The FTA talks were earlier scheduled to take place during minister of commerce & industry Anand Sharma’s visit to Oman at the end of this year or early next year for the Indo-Oman joint commission meeting. It has now been re-scheduled for February 1.
However, a source on conditions of anonymity told FE the dates will clash again as the commerce minister will be leading a high-level delegation to Hungary at that time. The talks have been pushed back thrice so far. “The India-GCC FTA has been a non-starter. Negotiations have stalled several times, and there is no convergence of views, especially in a few sectors, including polypropylene products and labour related issues. The UAE as well as Saudi government is not ready to include polypropylene in the negative list,” a source said. “Two countries from the GCC-Saudi Arabia and UAE-opposed Indian demands, and that caused the talks to fail.”
India has been seeking investments from the Gulf in the infrastructure sector, including ports, roads and other brown projects, said officials.
“If the FTA could be formalised between the two sides, both would benefit as it would remove restrictive duties and push down the tariffs on goods traded between the two sides,” officials pointed out.
Senior MEA officials said that even though both the sides had decided to finalise the FTA by early 2007, several rounds of meeting that have taken place so far merely reviewed the issues that need to be addressed by India and the member countries.
According to Shashi Tharoor, the minister of state for external affairs, “The India-GCC FTA is no exception.
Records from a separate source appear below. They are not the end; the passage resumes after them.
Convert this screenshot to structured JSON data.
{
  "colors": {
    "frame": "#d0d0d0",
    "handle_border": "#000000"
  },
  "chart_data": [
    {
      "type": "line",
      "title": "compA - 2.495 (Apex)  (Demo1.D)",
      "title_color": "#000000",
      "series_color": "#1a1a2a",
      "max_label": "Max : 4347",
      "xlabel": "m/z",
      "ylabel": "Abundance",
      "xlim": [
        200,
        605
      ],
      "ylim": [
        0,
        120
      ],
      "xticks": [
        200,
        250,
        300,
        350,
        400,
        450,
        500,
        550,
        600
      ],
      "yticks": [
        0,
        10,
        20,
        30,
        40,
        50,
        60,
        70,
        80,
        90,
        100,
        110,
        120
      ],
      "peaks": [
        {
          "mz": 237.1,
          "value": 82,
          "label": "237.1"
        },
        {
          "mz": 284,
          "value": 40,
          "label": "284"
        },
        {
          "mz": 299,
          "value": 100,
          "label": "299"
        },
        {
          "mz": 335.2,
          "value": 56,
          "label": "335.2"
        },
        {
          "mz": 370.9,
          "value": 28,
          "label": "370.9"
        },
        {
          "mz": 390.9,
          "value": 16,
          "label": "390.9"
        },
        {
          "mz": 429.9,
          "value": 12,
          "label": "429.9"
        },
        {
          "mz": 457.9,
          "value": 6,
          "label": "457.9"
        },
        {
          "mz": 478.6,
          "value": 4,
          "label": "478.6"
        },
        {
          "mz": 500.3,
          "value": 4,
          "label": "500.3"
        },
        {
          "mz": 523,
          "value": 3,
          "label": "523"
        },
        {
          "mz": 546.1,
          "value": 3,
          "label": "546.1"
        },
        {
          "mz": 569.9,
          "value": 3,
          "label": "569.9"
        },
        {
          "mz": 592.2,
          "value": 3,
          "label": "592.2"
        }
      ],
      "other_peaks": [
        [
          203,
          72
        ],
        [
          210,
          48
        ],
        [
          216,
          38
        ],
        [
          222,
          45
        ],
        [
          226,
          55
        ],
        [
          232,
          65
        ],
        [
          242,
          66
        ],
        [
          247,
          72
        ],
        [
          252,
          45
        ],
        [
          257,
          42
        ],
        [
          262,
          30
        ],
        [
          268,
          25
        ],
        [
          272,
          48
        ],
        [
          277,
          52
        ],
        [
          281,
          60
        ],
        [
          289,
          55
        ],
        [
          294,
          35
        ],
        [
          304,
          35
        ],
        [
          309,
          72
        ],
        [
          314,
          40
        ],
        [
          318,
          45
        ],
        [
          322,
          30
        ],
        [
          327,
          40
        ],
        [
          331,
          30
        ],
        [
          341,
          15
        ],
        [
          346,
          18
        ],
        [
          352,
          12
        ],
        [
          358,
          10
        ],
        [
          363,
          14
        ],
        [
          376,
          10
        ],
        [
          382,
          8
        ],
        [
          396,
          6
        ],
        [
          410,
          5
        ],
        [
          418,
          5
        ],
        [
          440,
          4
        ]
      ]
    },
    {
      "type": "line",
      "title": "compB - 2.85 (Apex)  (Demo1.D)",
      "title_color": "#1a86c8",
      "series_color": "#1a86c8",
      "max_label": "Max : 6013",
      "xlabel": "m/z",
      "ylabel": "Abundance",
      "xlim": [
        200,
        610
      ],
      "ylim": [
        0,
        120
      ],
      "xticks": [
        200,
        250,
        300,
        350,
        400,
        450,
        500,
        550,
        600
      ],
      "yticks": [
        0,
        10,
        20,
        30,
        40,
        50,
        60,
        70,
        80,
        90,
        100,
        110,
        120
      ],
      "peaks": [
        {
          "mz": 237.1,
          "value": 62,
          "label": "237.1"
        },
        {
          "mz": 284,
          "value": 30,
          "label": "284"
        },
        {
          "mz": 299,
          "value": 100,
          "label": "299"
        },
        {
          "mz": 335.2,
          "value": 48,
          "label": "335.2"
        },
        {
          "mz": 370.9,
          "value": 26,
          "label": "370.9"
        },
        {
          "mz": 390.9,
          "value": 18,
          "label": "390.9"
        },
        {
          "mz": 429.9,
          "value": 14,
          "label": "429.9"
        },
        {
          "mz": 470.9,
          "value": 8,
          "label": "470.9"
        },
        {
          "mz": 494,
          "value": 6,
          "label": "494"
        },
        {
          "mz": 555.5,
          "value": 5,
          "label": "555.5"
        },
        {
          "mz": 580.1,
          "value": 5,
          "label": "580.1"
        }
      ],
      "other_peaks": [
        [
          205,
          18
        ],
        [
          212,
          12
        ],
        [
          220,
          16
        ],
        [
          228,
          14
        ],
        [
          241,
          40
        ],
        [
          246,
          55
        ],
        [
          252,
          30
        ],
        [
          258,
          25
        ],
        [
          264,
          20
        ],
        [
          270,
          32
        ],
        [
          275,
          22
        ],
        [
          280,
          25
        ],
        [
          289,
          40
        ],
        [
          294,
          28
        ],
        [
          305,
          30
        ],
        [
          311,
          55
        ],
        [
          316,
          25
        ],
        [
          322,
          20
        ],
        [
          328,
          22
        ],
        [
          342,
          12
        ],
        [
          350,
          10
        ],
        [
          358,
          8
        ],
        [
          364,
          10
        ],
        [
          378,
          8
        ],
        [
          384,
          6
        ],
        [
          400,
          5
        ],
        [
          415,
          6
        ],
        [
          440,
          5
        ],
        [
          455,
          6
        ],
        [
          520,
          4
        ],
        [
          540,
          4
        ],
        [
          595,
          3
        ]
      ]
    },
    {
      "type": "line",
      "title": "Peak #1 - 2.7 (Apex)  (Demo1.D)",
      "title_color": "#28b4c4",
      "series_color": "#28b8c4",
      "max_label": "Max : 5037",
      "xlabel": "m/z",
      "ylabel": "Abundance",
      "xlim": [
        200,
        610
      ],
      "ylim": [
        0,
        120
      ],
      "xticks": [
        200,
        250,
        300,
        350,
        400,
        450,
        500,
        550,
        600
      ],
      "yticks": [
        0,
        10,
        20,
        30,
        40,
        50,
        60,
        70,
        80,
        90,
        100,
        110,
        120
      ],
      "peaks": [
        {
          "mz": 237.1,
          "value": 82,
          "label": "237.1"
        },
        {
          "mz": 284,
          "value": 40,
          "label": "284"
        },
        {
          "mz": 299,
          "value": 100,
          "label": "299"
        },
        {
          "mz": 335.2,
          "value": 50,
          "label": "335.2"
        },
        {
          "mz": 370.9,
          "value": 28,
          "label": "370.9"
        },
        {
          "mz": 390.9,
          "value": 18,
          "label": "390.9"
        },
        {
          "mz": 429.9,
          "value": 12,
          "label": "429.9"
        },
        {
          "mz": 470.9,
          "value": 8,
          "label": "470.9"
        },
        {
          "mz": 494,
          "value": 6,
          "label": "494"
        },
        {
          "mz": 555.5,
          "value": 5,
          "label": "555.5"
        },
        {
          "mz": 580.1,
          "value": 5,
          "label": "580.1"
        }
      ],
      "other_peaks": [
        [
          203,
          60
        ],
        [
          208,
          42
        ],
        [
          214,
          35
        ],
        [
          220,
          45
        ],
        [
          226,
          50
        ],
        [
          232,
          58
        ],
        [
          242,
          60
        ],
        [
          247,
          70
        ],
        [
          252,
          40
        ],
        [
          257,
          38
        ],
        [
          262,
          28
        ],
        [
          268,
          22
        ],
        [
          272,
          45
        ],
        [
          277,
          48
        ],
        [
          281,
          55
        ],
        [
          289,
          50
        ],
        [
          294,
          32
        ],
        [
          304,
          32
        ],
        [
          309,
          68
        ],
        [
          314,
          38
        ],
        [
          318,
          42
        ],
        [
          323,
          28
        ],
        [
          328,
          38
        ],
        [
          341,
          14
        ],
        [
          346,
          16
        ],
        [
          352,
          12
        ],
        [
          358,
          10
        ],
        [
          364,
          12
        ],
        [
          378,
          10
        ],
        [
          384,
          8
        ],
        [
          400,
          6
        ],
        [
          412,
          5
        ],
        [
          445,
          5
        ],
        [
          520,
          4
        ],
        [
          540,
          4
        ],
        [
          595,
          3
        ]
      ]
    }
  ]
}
We have already completed two rounds of discussion on this FTA and expect further movement. The fact that discussions on this subject are underway points to the fact that this is not a far-off dream. Also, the GCC, as a body, is evolving. They are dealing with several issues among their members, including currency, taxation etc. In view of this, we may expect the discussions to evolve further.”
Besides Oman, GCC comprises of UAE, Saudi Arabia, Kuwait, Qatar and Bahrain. Of the three components of FTA, broad understandings on investments and services sector have been reached with Oman. Oman wants time to examine duty concessions on trade of goods between the two nations.
The FTA is expected to remove restrictive duties, push down tariffs on goods and pave way for more intensive economic engagement between the nations. The GCC is India’s second largest trading partner and the largest single origin of imports into India and the second largest destination for exports from the country as well. According to the ambassador of the Kingdom of Saudi Arabia, Faisal H Trad, “Arab-Indian trade stands at nearly 20% of the total volume of India’s trade exchange with other countries. The GCC states account for about 16% of the total trade.”
The GCC is also entering into bilateral trade agreements with China, EU, Pakistan and Australia.